Tautan-tautan Akses

Minoritas Muslim Rohingya di Pengungsian Myanmmar Hadapi Pilihan Sulit


Para pengungsi Rohingya di kamp Dar Pang dekat Sittwe, Myanmar (Colin Lovett/VOA)
Para pengungsi Rohingya di kamp Dar Pang dekat Sittwe, Myanmar (Colin Lovett/VOA)

Di tengah keramaian dan kebisingan tempat pengungsian yang terletak beberapa kilometer dari utara kota pelabuhan Sittwe, secara ketat polisi menjaga keluar masuknya para pengungsi yang masuk atau yang mencoba berusaha untuk kabur.

Hanya ada satu akses jalan untuk menuju ke tenda pengungsian Dar Pang, tempat di mana 958 keluarga muslim Rohingya bermukim.

Masyarakat tersebar di beberapa desa di sekitar kamp pengungsian, dengan jumlah populasi melampaui 10.000 orang. Warga tinggal di pondok-pondok beratap jerami, dengan hutan belantara di sekeliling mereka.

Polisi dan pos-pos pemeriksaan tersebar di mana-mana dengan tujuan untuk mencegah bentrokan berdarah yang dimulai sejak Juni 2012 akibat konflik antar etnis.

VOA mendapatkan akses untuk menuju ke tenda pengungsian oleh pemerintah dan menemukan para kaum Rohingya yang tinggal di sana cukup ramah, terbuka dan bersedia untuk diwawancara.

Namun, para warga Rohingya di pengungsian ini masih menghadapi pilihan yang sulit: apakah mereka akan mempertahankan identitas mereka atau dengan secara terpaksa harus mengambil status sebagai imigran di negara mereka sendiri.

Rencana Kontroversial bagi Pemberian Status Kewarganegaraan

Pekan ini Myanmar melanjutkan proses pemberian kewarganegaraan terhadap warga Rohingya yang selama bertahun-tahun telah hidup tanpa negara.

Tetapi rencana ini telah menimbulkan kontroversi dan mengundang kritik dari berbagai penjuru di luar provinsi Rakhine ini, yang menjadi pusat konflik antar etnis yang telah menimbulkan gonjang-ganjing di seluruh Asia Tenggara.

Provinsi Rakhine, Myanmar
Provinsi Rakhine, Myanmar

Konflik antar etnis ini dapat diselesaikan dengan dua kata saja: Rohingya atau Benggala.
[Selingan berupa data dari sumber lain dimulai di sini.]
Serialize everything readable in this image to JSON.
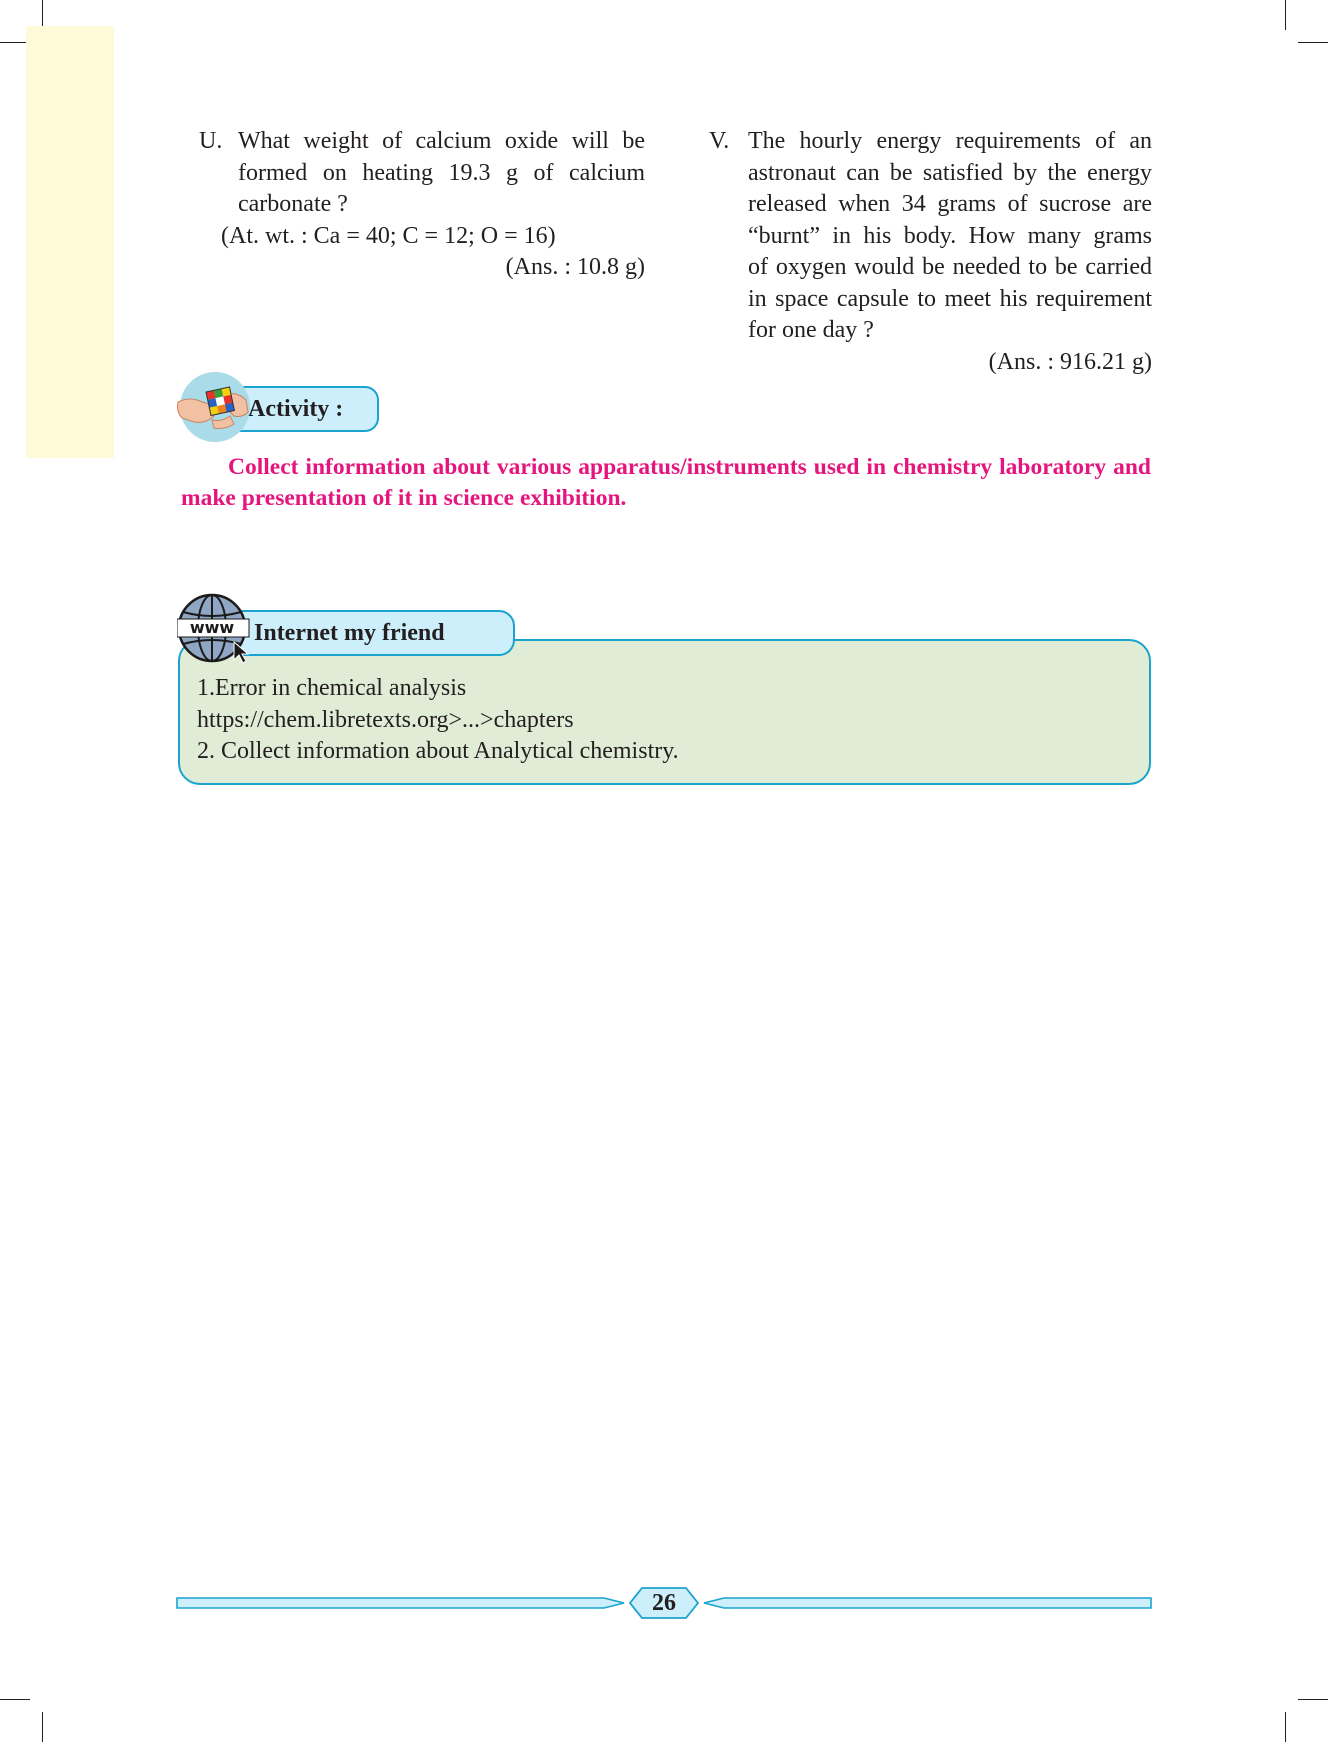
{
  "questions": {
    "u": {
      "label": "U.",
      "lines": [
        "What weight of calcium oxide will be",
        "formed on heating 19.3 g of calcium",
        "carbonate ?"
      ],
      "atomic_weights": "(At. wt. : Ca = 40; C = 12; O = 16)",
      "answer": "(Ans. : 10.8 g)"
    },
    "v": {
      "label": "V.",
      "lines": [
        "The hourly energy requirements of an",
        "astronaut can be satisfied by the energy",
        "released when 34 grams of sucrose are",
        "“burnt” in his body. How many grams",
        "of oxygen would be needed to be carried",
        "in space capsule to meet his requirement",
        "for one day ?"
      ],
      "answer": "(Ans. : 916.21 g)"
    }
  },
  "activity": {
    "title": "Activity :",
    "text": "Collect information about various apparatus/instruments used in chemistry laboratory and make presentation of it in science exhibition."
  },
  "internet": {
    "title": "Internet my friend",
    "globe_text": "www",
    "items": [
      "1.Error in chemical analysis",
      "https://chem.libretexts.org>...>chapters",
      "2. Collect information about Analytical chemistry."
    ]
  },
  "page_number": "26",
  "colors": {
    "accent_magenta": "#e6157d",
    "badge_blue": "#1ba3cf",
    "badge_fill": "#cdeefb",
    "box_fill": "#e0ecd5",
    "margin_strip": "#fffbd8"
  },
  "icons": [
    "rubiks-cube-hands-icon",
    "globe-www-icon",
    "cursor-arrow-icon"
  ]
}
Tapi dua nama ini terus menjadi sumber pertentangan bagi sesuatu yang jauh lebih besar di Myanmar: mengenai identitas, kewarganegaraan dan rasa untuk memiliki.

Tiga tahun lalu di bulan ini, kerusuhan terjadi antara minoritas kaum Muslim yang menamai dirinya sebagai kaum Rohingya dan kaum Budha yang merupakan mayoritas.

Kekerasan antar sekte selama berbulan-bulan menewaskan lebih dari 200 orang dan menelantarkan puluhan ribuan penduduk hingga pihak keamanan mengambil kendali dan memperketat pengawasan.

Pihak berwajib menginginkan warga Muslim Rohingya menyatakan diri mereka sebagai bangsa Benggala, sebelum pemerintah mengambil keputusan apakah mereka akan diterima sebagai seorang warga negara.

Menteri Muang-Muang Ohn mengatakan istilah "Rohingya" mengindikasikan keinginan kelompok etnis tersebut akan wilayahnya sendiri, sesuatu yang jauh lebih rumit dibanding urusan kewarganegaraan.

Dia menambahkan pada akhirnya mereka harus menentukan pilihan.

“Jika mereka bangsa Benggala berpartisipasi dalam proses verifikasi kewarganegaraan dan mereka mendapatkan status kewarganegaraan mereka, secara otomatis akan mendapat hak-hak mereka sebagai warga negara untuk melakukan perjalanan secara bebas,“ lanjutnya.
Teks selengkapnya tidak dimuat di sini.